A solution for some but not all
University of Maine Professor of Finance Pankaj “Pank” Agrrawal thinks that while direct primary care is a solution for some patients, the model does not address numerous issues including emergency care, surgeries and specialists — services most people still need insurance to cover.
Direct primary care is likely supplemental for a niche population, he said, though it does seem to have a rather diverse group of patients, from “gig” workers (such as Uber drivers) to rural farmers who live geographically far from large hospital systems.
“Patients with the predictable and chronic conditions favor (direct primary care) for its personalized attention and preventive care focus,” he said. “… The minute you have an emergency event, the minute you have surgery, the minute you have an important out-of-network consultation required, the cost becomes so high that there is no way that … monthly premium can cover that.”
Kopelman and Garcia both said more accessibility to primary care doctors tends to result in fewer visits to the emergency room, reducing people’s use of insurance. Both of them have saved their patients visits to the emergency room or walk-in care just by being accessible by phone, they said, access that many providers in hospitals struggle with.

Dr. Michelle Garcia sits in her Scarborough office March 21. Submitted photo
Kopelman will draw her patients’ blood in office and dispense some basic medications, such as amoxicillin, for just the price she pays pharmacies for them, which tends to be much cheaper than what her patients themselves would pay out of pocket.
She charges $100 a month for children 7 and up, $125 for kids ages 2 to 6 and $175 for children under 2, she said. She also has a sliding fee scale that lets her accept patients who have a hard time affording the fee. There are some services that she does still bill patients’ insurance for, though those instances are minimal.
Garcia can give discounted prices to her patients for lab work and medications, she said. Her patients will pay for labs directly through her and then she pays for those labs at a lower price than what patients are typically charged through the labs themselves, she said.
The average monthly cost for direct primary care tends to be $75-$150, she said. However, she still encourages patients to have some kind of catastrophic health insurance.

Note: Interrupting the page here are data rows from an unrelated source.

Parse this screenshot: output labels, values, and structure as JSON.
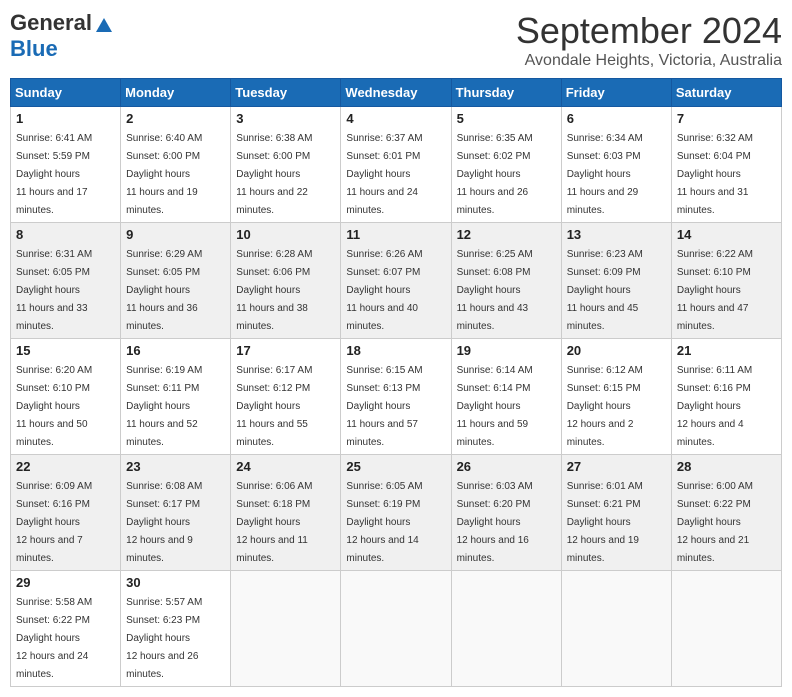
{
  "header": {
    "logo_general": "General",
    "logo_blue": "Blue",
    "month_title": "September 2024",
    "location": "Avondale Heights, Victoria, Australia"
  },
  "weekdays": [
    "Sunday",
    "Monday",
    "Tuesday",
    "Wednesday",
    "Thursday",
    "Friday",
    "Saturday"
  ],
  "weeks": [
    [
      {
        "day": 1,
        "sunrise": "6:41 AM",
        "sunset": "5:59 PM",
        "daylight": "11 hours and 17 minutes."
      },
      {
        "day": 2,
        "sunrise": "6:40 AM",
        "sunset": "6:00 PM",
        "daylight": "11 hours and 19 minutes."
      },
      {
        "day": 3,
        "sunrise": "6:38 AM",
        "sunset": "6:00 PM",
        "daylight": "11 hours and 22 minutes."
      },
      {
        "day": 4,
        "sunrise": "6:37 AM",
        "sunset": "6:01 PM",
        "daylight": "11 hours and 24 minutes."
      },
      {
        "day": 5,
        "sunrise": "6:35 AM",
        "sunset": "6:02 PM",
        "daylight": "11 hours and 26 minutes."
      },
      {
        "day": 6,
        "sunrise": "6:34 AM",
        "sunset": "6:03 PM",
        "daylight": "11 hours and 29 minutes."
      },
      {
        "day": 7,
        "sunrise": "6:32 AM",
        "sunset": "6:04 PM",
        "daylight": "11 hours and 31 minutes."
      }
    ],
    [
      {
        "day": 8,
        "sunrise": "6:31 AM",
        "sunset": "6:05 PM",
        "daylight": "11 hours and 33 minutes."
      },
      {
        "day": 9,
        "sunrise": "6:29 AM",
        "sunset": "6:05 PM",
        "daylight": "11 hours and 36 minutes."
      },
      {
        "day": 10,
        "sunrise": "6:28 AM",
        "sunset": "6:06 PM",
        "daylight": "11 hours and 38 minutes."
      },
      {
        "day": 11,
        "sunrise": "6:26 AM",
        "sunset": "6:07 PM",
        "daylight": "11 hours and 40 minutes."
      },
      {
        "day": 12,
        "sunrise": "6:25 AM",
        "sunset": "6:08 PM",
        "daylight": "11 hours and 43 minutes."
      },
      {
        "day": 13,
        "sunrise": "6:23 AM",
        "sunset": "6:09 PM",
        "daylight": "11 hours and 45 minutes."
      },
      {
        "day": 14,
        "sunrise": "6:22 AM",
        "sunset": "6:10 PM",
        "daylight": "11 hours and 47 minutes."
      }
    ],
    [
      {
        "day": 15,
        "sunrise": "6:20 AM",
        "sunset": "6:10 PM",
        "daylight": "11 hours and 50 minutes."
      },
      {
        "day": 16,
        "sunrise": "6:19 AM",
        "sunset": "6:11 PM",
        "daylight": "11 hours and 52 minutes."
      },
      {
        "day": 17,
        "sunrise": "6:17 AM",
        "sunset": "6:12 PM",
        "daylight": "11 hours and 55 minutes."
      },
      {
        "day": 18,
        "sunrise": "6:15 AM",
        "sunset": "6:13 PM",
        "daylight": "11 hours and 57 minutes."
      },
      {
        "day": 19,
        "sunrise": "6:14 AM",
        "sunset": "6:14 PM",
        "daylight": "11 hours and 59 minutes."
      },
      {
        "day": 20,
        "sunrise": "6:12 AM",
        "sunset": "6:15 PM",
        "daylight": "12 hours and 2 minutes."
      },
      {
        "day": 21,
        "sunrise": "6:11 AM",
        "sunset": "6:16 PM",
        "daylight": "12 hours and 4 minutes."
      }
    ],
    [
      {
        "day": 22,
        "sunrise": "6:09 AM",
        "sunset": "6:16 PM",
        "daylight": "12 hours and 7 minutes."
      },
      {
        "day": 23,
        "sunrise": "6:08 AM",
        "sunset": "6:17 PM",
        "daylight": "12 hours and 9 minutes."
      },
      {
        "day": 24,
        "sunrise": "6:06 AM",
        "sunset": "6:18 PM",
        "daylight": "12 hours and 11 minutes."
      },
      {
        "day": 25,
        "sunrise": "6:05 AM",
        "sunset": "6:19 PM",
        "daylight": "12 hours and 14 minutes."
      },
      {
        "day": 26,
        "sunrise": "6:03 AM",
        "sunset": "6:20 PM",
        "daylight": "12 hours and 16 minutes."
      },
      {
        "day": 27,
        "sunrise": "6:01 AM",
        "sunset": "6:21 PM",
        "daylight": "12 hours and 19 minutes."
      },
      {
        "day": 28,
        "sunrise": "6:00 AM",
        "sunset": "6:22 PM",
        "daylight": "12 hours and 21 minutes."
      }
    ],
    [
      {
        "day": 29,
        "sunrise": "5:58 AM",
        "sunset": "6:22 PM",
        "daylight": "12 hours and 24 minutes."
      },
      {
        "day": 30,
        "sunrise": "5:57 AM",
        "sunset": "6:23 PM",
        "daylight": "12 hours and 26 minutes."
      },
      null,
      null,
      null,
      null,
      null
    ]
  ]
}
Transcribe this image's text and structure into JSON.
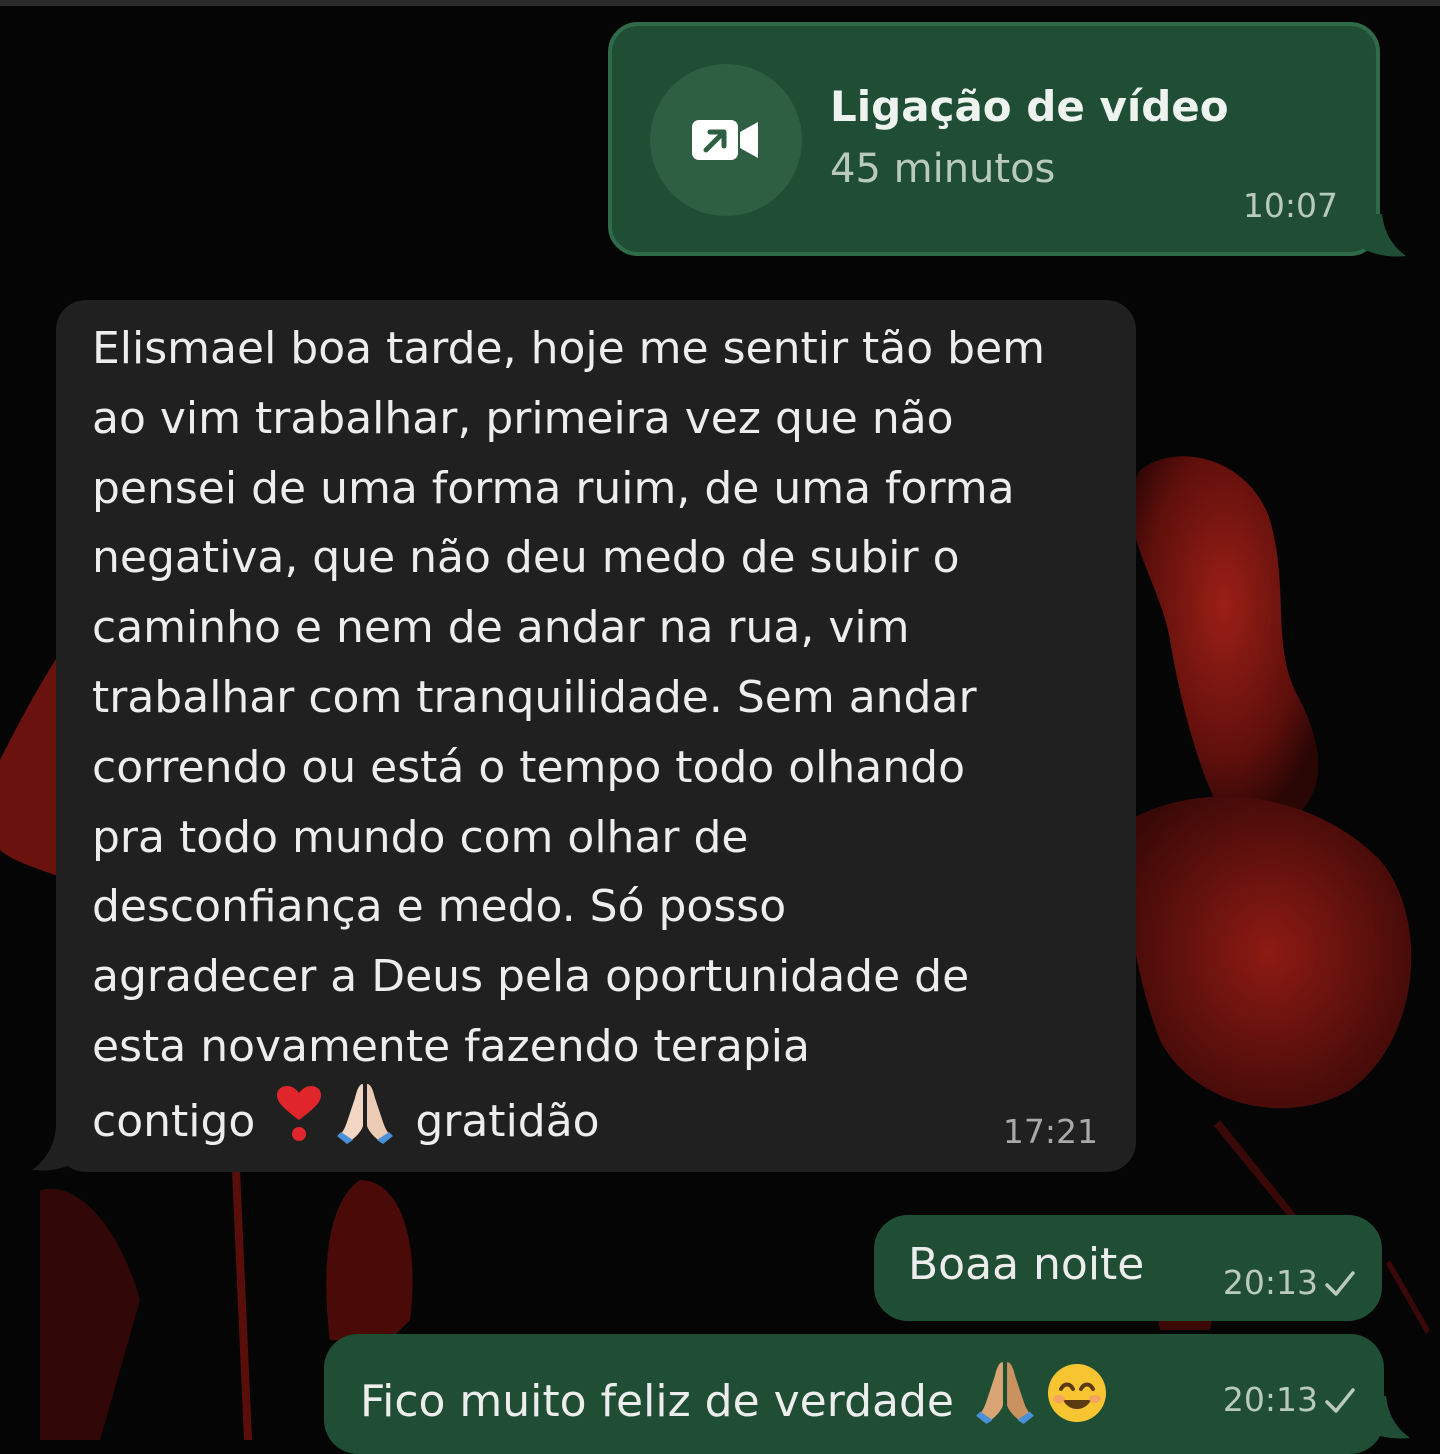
{
  "call": {
    "title": "Ligação de vídeo",
    "duration": "45 minutos",
    "time": "10:07",
    "icon": "outgoing-video-call-icon"
  },
  "incoming": {
    "lines": [
      "Elismael boa tarde, hoje me sentir tão bem",
      "ao vim trabalhar, primeira vez que não",
      "pensei de uma forma ruim, de uma forma",
      "negativa, que não deu medo de subir o",
      "caminho e nem de andar na rua, vim",
      "trabalhar com tranquilidade. Sem andar",
      "correndo ou está o tempo todo olhando",
      "pra todo mundo com olhar de",
      "desconfiança e medo. Só posso",
      "agradecer a Deus pela oportunidade de",
      "esta novamente fazendo terapia"
    ],
    "last_line_start": "contigo",
    "emojis": [
      "heart-exclamation-emoji",
      "folded-hands-emoji"
    ],
    "last_line_end": "gratidão",
    "time": "17:21"
  },
  "outgoing": [
    {
      "text": "Boaa noite",
      "time": "20:13",
      "status": "sent-check-icon"
    },
    {
      "text": "Fico muito feliz de verdade",
      "emojis": [
        "folded-hands-emoji",
        "smiling-face-emoji"
      ],
      "time": "20:13",
      "status": "sent-check-icon"
    }
  ],
  "colors": {
    "outgoing_bubble": "#1f4e35",
    "incoming_bubble": "#202020",
    "wallpaper": "#050505",
    "wallpaper_accent": "#8a1a14"
  }
}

She has heard the criticism about direct primary care mostly being utilized by wealthier people, but that is not her experience, she said. Her patient panel is mixed, with about a third paying with cash, a third have private insurance and a third have health plans that cover her monthly fee. Some of them are lower income, some of them are rural and some of them live a distance from her office.

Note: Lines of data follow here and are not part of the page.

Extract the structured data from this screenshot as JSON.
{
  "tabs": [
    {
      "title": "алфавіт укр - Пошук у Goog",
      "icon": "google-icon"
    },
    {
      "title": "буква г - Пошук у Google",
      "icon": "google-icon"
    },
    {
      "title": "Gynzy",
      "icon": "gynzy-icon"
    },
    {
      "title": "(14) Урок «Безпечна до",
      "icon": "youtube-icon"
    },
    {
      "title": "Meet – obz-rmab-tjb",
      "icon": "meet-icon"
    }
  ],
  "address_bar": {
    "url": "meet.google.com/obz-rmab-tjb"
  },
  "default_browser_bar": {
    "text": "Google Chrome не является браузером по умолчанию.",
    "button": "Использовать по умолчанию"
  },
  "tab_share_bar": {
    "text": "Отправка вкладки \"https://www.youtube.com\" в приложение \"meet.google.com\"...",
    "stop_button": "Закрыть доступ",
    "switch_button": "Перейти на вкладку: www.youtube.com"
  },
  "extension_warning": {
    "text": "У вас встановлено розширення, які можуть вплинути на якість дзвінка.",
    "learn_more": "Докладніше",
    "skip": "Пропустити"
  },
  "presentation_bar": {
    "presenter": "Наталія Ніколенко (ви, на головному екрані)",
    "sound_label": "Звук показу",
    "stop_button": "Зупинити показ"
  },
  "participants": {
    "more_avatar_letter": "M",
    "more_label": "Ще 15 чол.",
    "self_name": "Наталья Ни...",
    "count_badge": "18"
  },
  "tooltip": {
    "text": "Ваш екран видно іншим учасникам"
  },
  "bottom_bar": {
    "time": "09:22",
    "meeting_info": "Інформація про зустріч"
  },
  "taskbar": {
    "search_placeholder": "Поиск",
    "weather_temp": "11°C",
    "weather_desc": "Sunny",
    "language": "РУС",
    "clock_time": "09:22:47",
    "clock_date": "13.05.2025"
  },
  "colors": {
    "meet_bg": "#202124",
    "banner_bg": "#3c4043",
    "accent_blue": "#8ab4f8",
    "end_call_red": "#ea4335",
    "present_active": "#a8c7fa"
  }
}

“There’s just a ton of people that have really high-deductible health insurance plans or are uninsured,” she said. “… This is actually a more affordable way for them to get their health care.”
Pressure to innovate
Direct primary care has become a popular option to some in the Trump administration as a way to address some of the country’s struggles with health care and health care funding.
However, the majority of people still tend to rate their health care insurance plan as good, Harkins said. Insurance tends to become an issue for people when they experience a barrier to coverage, such as a when a request is denied, questioned or replaced with some other care suggested by the insurance company. Costs can be another issue for people with high-deductible plans.
Despite these issues, Harkins does not see insurance plans going away any time soon, he said.
“(The direct primary care) model is interesting and it remains to be seen if it will stay separated out, with people being OK with paying for primary care interactions but still needing a high-deductible plan for catastrophic coverage,” he said.
Agrrawal wonders if the rising popularity in direct primary care will have an influence on how insurance companies continue to offer plans.
“Dissatisfaction with traditional insurance has grown,” he said. “And so (direct primary care) may put pressure on insurers to innovate and offer more patient-centered (care).”